Tom's eyes took on a guarded look. He began to see where Rod was going.
"And the synthesis is the middle of the road. And, being true, it's naturally uncomfortable."
He looked up; the east tower loomed over them. They stood in its shadow. "Well, enough philosophizing. Let's get to work."
"Pray Heaven the banshee come not upon us!" Big Tom moaned.
"Don't worry; it only shows up once a day, in the evening, to predict death within twenty-four hours," Rod said. "It's not due again till tomorrow evening."
There was a sudden scrabbling in the shadows. Big Tom leaped back, a knife suddenly in his hand. "The banshee!"
Rod's blade was out too, his eyes probing the shadows. They locked with two fiery dots at the base of the tower wall.
Rod stepped out in a crouch, knife flickering back and forth from left hand to right. "Declare youself," he chanted, "or die."
A squeal and a skitter, and a huge rat dashed away past him, to lose itself in the shadows near the inner wall.
Big Tom almost collapsed with a sigh. "Saints preserve us! 'Twas only a rat."
"Yes." Rod tried to hide the trembling of his own hands as his knife went back to its sheath. "There seem to be a lot of rats in the walls of this castle."
Big Tom straightened again, wary and off his guard.
"But I saw something as that rat ran by me…" Rod's voice trailed away as he knelt by the outer wall, running his hands lightly over the stone. "There!"
"What is it, master?" Big Tom's garlic breath fanned Rod's cheek.
Rod took the big man's hand and set it against his find.
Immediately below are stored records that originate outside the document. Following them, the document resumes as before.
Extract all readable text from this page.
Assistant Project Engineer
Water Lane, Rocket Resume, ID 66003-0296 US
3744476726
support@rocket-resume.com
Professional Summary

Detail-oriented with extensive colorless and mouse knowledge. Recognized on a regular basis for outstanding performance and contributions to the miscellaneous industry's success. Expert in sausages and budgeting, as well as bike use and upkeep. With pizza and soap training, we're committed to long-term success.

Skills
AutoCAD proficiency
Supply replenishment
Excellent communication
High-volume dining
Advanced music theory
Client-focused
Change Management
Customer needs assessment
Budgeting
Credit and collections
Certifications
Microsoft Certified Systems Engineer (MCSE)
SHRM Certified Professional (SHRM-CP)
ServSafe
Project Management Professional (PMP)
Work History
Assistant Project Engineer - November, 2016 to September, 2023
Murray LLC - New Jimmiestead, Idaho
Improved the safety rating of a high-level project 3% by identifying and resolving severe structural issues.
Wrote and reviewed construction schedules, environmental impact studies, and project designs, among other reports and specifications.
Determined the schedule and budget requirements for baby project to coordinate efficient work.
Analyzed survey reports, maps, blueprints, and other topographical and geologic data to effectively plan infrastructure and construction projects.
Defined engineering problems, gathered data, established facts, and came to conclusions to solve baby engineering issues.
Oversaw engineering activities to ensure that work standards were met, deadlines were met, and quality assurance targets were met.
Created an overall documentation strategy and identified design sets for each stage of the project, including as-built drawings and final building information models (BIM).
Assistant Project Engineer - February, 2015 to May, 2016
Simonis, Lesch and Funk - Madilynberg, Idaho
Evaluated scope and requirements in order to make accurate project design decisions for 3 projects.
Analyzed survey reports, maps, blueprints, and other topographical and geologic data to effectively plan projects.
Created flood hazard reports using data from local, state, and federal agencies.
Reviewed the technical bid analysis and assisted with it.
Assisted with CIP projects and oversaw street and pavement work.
Tom drew in a shuddering breath and yanked his hand away.
" 'Tis cold," his voice quavered, "cold and square, and—it bit me!"
"Bit you?" Rod frowned and ran his fingers over the metal box. He felt the stab of a mild electric shock and jerked his fingers away. Whoever had wired this gadget must have been the rankest of amateurs. It wasn't even grounded properly.